Why Biden's 2024 Budget Plan Won't Pass in the House

The Republican House wants to cut government spending. This budget does the opposite.

House Speaker Kevin McCarthy and President Joe Biden

New budget: President Joe Biden has released his latest budget plan for 2024. Touted as an opportunity to cut deficits by $3 trillion while laying out a framework for his run for reelection, the budget increases taxes for wealthier Americans without cutting Medicare and Social Security, leaving the plan with a slim to nonexistent chance of making it through the Republican-controlled House.

What’s in it? The proposed budget includes $885 billion in defense spending, $7 billion in Ukraine military aid, and $300 billion for government-funded prekindergarten and community college. The plan would also increase the budget for the Internal Revenue Service by 15 percent, in addition to the $80 billion it received a year ago. Biden also proposed restoring the child tax credit to provide families with up to $3,600 per child, which Republicans like Sen. Marco Rubio have championed.

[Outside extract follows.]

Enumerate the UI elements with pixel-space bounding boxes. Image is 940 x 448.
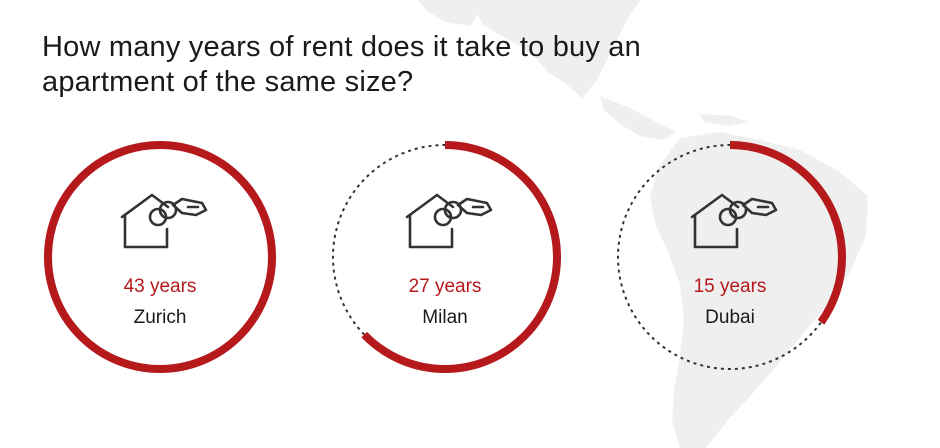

The wealthy would pay for it: Biden’s plan would increase federal spending by $2.6 trillion, but it would decrease the deficit. How? There would be anticipated revenue growth from revised tax rates for America’s wealthiest: a 2.6 percent increase in the tax rate on Americans making more than $400,000 (to 39.6 percent) and a minimum 25 percent tax on American households worth over $100 million. The tax rate would be more than three times the amount the top 0.01 percent currently pays.

Big picture: Though Republicans have pushed for spending cuts, this budget increases spending and taxes the wealthy for the difference—ignoring the government’s spending problem and giving it a near zero chance of passing the House. This budget is more of a campaign pitch (as Biden has emphasized) and an attack on Republican policy rather than a real attempt at passing a budget.